KUPI beungoh

Sakralisasi Qanun-Qanun Syariat

Sayangnya, di sini Taufiqul Hadi tidak secara tegas menyebutkan kekosongan apa ia maksud sehingga pernyataannya dianggap bias dan mengada-ada.

Dok Pribadi
Khairil Miswar, Penulis Buku “Syariat dan Apa Ta’a (Padebooks, 2017) 

Oleh: Khairil Miswar *)

PERMINTAAN Ketua Partai NasDem Aceh, Teuku Taufiqul Hadi agar bank-bank konvensional dapat kembali beroperasi di Aceh dengan dalih supaya Aceh bisa keluar dari problem ekonomi langsung saja mendapat respons keras dari sejumlah kalangan, mulai dari netizen “garis keras” sampai lembaga ulama selevel MPU.

Taufiqul Hadi berargumen bahwa kondisi Aceh yang miskin, angka stunting serta rendahnya pertumbuhan ekonomi salah satunya disebabkan oleh kurangnya dukungan dari lembaga keuangan nasional karena tidak adanya bank-bank konvensional di Aceh pasca lahirnya Qanun Aceh No. 11 Tahun 2018 tentang Lembaga Keuangan Syariah yang mulai berlaku pada 2019 lalu.

Meskipun apa yang disampaikan Taufiqul Hadi itu bernuansa kritik, namun dalam pernyataan yang dirilis Serambinews.com, dia juga mengapresiasi bank-bank syariah di Aceh yang menurutnya semakin baik.

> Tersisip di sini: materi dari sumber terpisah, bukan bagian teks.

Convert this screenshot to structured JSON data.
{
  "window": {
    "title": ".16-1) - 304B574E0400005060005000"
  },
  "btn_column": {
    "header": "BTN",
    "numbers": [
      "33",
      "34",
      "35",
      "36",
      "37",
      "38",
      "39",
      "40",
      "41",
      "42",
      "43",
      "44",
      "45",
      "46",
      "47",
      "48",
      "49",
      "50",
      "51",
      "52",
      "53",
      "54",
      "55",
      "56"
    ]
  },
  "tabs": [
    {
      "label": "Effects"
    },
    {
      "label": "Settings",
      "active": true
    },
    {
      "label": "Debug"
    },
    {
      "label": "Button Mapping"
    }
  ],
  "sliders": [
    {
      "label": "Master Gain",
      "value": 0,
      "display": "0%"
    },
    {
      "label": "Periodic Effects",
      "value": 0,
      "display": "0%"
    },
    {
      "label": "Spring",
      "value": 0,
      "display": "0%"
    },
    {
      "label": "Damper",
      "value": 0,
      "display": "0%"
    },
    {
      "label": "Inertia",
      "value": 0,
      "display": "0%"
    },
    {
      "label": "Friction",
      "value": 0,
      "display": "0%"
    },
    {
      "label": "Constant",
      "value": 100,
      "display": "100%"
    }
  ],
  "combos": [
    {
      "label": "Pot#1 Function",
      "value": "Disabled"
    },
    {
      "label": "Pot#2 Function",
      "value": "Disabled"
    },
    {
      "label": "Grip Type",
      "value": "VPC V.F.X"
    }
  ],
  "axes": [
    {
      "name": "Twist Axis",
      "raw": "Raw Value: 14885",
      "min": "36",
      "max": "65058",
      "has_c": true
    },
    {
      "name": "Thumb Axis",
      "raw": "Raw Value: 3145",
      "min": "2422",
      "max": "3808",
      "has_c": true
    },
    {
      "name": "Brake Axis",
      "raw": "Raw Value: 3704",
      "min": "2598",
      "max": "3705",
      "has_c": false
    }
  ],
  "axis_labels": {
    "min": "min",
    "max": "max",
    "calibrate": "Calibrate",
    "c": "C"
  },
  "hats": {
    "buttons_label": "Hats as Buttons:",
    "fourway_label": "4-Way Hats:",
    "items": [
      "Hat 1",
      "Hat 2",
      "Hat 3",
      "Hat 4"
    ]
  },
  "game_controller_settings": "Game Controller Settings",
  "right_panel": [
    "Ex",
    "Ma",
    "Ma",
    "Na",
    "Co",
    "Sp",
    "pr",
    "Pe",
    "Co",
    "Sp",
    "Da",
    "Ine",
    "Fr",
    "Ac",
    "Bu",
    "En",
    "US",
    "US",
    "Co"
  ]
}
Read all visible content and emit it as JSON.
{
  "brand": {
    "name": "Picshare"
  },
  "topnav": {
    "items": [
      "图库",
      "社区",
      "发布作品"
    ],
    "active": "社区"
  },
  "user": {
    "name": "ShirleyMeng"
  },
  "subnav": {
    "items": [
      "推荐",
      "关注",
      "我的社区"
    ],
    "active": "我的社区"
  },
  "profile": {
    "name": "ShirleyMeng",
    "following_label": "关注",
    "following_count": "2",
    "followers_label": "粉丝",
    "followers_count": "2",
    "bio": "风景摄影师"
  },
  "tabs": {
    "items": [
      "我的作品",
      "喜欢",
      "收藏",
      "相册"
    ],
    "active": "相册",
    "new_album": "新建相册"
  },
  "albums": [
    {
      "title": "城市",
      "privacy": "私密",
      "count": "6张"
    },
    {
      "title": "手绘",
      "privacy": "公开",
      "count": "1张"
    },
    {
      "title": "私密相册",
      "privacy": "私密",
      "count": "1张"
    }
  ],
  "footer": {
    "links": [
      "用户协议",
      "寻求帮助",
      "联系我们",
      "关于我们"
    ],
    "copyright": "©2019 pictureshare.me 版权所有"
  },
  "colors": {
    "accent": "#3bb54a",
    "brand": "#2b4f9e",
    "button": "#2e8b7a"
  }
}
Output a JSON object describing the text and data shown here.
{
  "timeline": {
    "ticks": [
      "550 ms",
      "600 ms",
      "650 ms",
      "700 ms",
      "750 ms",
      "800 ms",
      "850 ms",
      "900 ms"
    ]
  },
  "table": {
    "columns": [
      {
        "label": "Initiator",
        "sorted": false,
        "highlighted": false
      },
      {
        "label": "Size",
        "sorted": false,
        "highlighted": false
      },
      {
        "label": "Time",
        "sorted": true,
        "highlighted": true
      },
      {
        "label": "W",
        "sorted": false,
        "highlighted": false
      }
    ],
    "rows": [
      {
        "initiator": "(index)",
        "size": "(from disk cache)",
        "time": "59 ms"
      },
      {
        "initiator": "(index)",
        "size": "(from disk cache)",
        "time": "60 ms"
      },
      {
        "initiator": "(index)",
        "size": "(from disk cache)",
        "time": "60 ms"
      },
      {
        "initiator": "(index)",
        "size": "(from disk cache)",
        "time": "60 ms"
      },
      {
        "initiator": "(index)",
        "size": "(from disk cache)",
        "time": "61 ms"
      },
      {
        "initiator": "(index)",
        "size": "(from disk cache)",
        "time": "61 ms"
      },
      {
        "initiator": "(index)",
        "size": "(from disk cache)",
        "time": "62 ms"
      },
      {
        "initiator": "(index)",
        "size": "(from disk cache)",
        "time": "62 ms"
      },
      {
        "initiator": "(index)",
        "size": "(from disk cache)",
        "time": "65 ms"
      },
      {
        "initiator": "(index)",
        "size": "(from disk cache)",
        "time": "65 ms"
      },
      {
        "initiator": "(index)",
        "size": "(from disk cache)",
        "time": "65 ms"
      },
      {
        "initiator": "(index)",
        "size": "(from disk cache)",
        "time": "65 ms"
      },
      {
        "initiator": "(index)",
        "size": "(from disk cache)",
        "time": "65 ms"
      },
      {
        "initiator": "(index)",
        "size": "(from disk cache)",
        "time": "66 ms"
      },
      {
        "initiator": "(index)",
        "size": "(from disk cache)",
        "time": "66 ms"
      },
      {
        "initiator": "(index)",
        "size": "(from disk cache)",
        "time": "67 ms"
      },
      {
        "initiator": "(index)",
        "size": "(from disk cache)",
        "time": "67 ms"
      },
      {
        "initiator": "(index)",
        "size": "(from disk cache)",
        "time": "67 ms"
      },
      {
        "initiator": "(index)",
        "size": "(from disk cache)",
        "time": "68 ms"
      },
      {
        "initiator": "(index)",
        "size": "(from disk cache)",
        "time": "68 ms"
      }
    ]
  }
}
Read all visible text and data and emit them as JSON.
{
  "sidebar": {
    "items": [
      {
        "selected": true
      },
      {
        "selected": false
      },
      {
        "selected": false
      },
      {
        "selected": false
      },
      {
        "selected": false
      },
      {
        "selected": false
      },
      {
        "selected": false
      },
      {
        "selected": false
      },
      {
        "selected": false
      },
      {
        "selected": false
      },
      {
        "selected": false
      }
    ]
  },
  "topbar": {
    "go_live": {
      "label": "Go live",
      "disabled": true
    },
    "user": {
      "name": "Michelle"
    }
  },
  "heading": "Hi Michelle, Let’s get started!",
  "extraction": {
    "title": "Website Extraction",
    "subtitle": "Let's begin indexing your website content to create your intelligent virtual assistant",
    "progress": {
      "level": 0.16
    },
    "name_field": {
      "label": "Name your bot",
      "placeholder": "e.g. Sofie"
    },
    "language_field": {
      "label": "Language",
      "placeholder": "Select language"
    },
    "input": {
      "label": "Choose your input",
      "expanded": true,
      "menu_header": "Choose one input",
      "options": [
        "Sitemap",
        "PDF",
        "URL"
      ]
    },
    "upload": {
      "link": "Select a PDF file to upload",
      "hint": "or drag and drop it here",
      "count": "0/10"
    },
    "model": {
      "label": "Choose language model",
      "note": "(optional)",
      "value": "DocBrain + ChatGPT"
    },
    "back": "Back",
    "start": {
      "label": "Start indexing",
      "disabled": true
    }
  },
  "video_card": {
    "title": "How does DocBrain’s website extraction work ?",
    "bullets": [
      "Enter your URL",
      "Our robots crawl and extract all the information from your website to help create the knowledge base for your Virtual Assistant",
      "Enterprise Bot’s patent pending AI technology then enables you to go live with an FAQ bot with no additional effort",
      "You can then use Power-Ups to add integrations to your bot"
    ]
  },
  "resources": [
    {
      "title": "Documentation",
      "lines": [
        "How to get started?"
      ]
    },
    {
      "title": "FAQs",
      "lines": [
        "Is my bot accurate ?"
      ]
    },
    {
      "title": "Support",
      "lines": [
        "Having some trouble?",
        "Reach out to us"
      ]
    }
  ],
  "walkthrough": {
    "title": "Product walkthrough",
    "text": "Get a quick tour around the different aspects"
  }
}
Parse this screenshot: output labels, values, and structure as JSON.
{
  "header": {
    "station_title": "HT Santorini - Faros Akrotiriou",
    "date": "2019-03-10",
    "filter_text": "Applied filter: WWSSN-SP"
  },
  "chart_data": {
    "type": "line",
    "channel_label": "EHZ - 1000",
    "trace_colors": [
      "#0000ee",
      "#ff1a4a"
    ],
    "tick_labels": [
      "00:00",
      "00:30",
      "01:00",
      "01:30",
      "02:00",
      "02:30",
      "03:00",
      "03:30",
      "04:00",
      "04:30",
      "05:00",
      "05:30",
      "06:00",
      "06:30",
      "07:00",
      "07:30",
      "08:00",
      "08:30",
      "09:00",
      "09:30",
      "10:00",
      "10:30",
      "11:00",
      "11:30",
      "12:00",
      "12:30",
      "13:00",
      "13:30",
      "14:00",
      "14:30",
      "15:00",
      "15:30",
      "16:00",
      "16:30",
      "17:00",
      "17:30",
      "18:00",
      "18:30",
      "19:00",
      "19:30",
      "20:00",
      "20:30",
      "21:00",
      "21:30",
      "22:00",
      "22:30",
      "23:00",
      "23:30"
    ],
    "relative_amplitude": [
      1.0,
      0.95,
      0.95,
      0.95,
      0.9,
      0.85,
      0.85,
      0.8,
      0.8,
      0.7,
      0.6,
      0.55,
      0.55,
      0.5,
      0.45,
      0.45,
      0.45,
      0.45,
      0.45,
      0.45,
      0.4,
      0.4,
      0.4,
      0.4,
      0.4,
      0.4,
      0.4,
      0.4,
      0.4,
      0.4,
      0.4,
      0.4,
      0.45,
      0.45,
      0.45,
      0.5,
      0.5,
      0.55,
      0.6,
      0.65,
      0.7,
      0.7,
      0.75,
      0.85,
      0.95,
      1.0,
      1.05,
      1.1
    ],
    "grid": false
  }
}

Cuma saja, menurut dia bank syariah belum mampu menutupi kekosongan yang muncul pasca “kaburnya” bank konvensional dari Aceh.

Sayangnya, di sini Taufiqul Hadi tidak secara tegas menyebutkan kekosongan apa ia maksud sehingga pernyataannya dianggap bias dan mengada-ada.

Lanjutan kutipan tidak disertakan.